Радовался жизни один только Колобков. Да и чего бы ему не радоваться? Он здоров, богат, у него собственная яхта высшей комфортабельности и искренняя убежденность в том, что неприятности происходят только с теми, кто их заслуживает. А он, П. И. Колобков, их не заслуживает. Значит, ничего плохого с ним случиться не может – только хорошее.

Но когда он ступил на борт «Чайки» и рассказал о произошедшем тем, кто не был на острове, всеобщее уныние передалось и ему. Жена и теща начали дружно пилить Колобкова за то, что он… серьезной причины они придумать не сумели. Просто за то, что сидит сложа руки и ничего не делает.

Хотя Колобков вовсе не сидел сложа руки. Он делал то, что умел лучше всего на свете – управлял. Раньше он управлял подъемным краном КБ-405, потом строительной фирмой «Питерстрой», теперь вот яхтой «Чайка» с командой, семьей, подчиненными и старыми ненормальными волшебниками. Какая, в сущности, разница, чем управлять?

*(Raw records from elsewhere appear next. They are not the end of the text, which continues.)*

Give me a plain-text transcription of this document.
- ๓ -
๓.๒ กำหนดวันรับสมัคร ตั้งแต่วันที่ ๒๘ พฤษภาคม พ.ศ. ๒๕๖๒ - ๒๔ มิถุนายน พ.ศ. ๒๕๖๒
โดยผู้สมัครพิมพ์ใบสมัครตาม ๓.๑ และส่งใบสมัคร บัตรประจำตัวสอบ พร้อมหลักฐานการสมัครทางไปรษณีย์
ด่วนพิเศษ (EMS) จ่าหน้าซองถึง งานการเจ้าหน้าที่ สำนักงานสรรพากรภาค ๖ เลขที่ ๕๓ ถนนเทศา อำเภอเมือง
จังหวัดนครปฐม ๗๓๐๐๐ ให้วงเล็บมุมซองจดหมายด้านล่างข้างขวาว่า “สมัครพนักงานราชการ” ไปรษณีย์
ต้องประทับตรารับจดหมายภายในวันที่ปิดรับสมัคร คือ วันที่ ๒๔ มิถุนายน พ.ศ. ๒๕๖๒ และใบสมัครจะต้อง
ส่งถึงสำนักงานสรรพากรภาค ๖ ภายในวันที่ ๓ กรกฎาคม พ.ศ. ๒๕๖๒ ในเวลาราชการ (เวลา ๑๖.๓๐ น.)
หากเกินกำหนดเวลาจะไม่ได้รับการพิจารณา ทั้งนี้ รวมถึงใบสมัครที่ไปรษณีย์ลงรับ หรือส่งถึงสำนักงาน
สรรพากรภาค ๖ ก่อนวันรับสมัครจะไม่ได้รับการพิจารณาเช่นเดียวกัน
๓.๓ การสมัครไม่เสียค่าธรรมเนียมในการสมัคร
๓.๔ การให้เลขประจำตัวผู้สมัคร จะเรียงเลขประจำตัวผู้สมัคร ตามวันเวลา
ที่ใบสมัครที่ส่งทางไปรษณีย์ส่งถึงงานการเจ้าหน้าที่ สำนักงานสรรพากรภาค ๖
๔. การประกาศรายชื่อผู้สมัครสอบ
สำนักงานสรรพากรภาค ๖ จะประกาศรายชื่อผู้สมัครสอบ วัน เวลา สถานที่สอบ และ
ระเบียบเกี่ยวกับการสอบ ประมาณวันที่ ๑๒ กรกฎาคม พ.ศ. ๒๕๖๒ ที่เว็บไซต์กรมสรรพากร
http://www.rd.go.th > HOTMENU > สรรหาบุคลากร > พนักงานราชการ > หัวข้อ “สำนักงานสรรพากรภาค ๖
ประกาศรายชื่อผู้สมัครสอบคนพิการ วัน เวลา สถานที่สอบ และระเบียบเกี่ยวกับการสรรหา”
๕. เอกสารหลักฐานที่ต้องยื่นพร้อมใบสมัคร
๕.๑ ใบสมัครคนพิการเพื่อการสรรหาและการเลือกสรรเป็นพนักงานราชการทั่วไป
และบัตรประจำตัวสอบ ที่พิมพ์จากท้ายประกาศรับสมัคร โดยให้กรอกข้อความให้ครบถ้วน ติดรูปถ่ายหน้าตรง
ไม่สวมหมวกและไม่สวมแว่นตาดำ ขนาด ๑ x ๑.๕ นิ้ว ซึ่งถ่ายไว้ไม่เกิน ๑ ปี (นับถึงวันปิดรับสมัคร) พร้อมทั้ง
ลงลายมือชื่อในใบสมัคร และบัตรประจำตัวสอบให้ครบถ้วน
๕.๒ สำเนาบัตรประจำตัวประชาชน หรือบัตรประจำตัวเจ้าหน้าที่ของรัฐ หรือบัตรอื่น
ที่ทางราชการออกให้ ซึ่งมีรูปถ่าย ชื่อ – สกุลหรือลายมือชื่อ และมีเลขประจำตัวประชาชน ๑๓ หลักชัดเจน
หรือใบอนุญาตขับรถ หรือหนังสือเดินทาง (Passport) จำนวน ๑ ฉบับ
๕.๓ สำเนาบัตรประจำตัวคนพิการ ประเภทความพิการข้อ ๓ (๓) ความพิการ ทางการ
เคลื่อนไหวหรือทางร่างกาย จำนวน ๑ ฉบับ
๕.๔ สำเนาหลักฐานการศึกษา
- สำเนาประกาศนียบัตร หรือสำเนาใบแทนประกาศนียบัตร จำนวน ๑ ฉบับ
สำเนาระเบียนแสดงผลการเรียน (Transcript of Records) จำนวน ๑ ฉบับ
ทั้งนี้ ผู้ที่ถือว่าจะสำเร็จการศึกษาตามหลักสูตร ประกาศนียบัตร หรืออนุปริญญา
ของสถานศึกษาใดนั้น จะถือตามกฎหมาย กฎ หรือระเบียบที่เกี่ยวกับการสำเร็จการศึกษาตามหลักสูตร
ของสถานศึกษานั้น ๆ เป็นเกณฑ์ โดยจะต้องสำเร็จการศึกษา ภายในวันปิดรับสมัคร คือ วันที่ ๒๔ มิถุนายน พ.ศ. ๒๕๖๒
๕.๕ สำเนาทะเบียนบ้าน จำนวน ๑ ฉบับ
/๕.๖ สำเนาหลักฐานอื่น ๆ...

Карта архипелага Кромаку отправилась в распоряжение Сергея. Чертанов отсканировал ее, увеличил, наложил сетку и вновь отпечатал. Они со Светой и Фабьевым рассчитали масштаб, хотя это заняло немало времени. Штурман обошел на яхте вокруг острова Волхвов, не отрываясь от пеленгатора, и вычислил периметр этого клочка суши с точностью до нескольких метров. Поскольку великая книга Орто Матезис Сцентия выдавала только абсолютно точные сведения, очертания острова на карте полностью совпадали с реальными. Дальше дело техники.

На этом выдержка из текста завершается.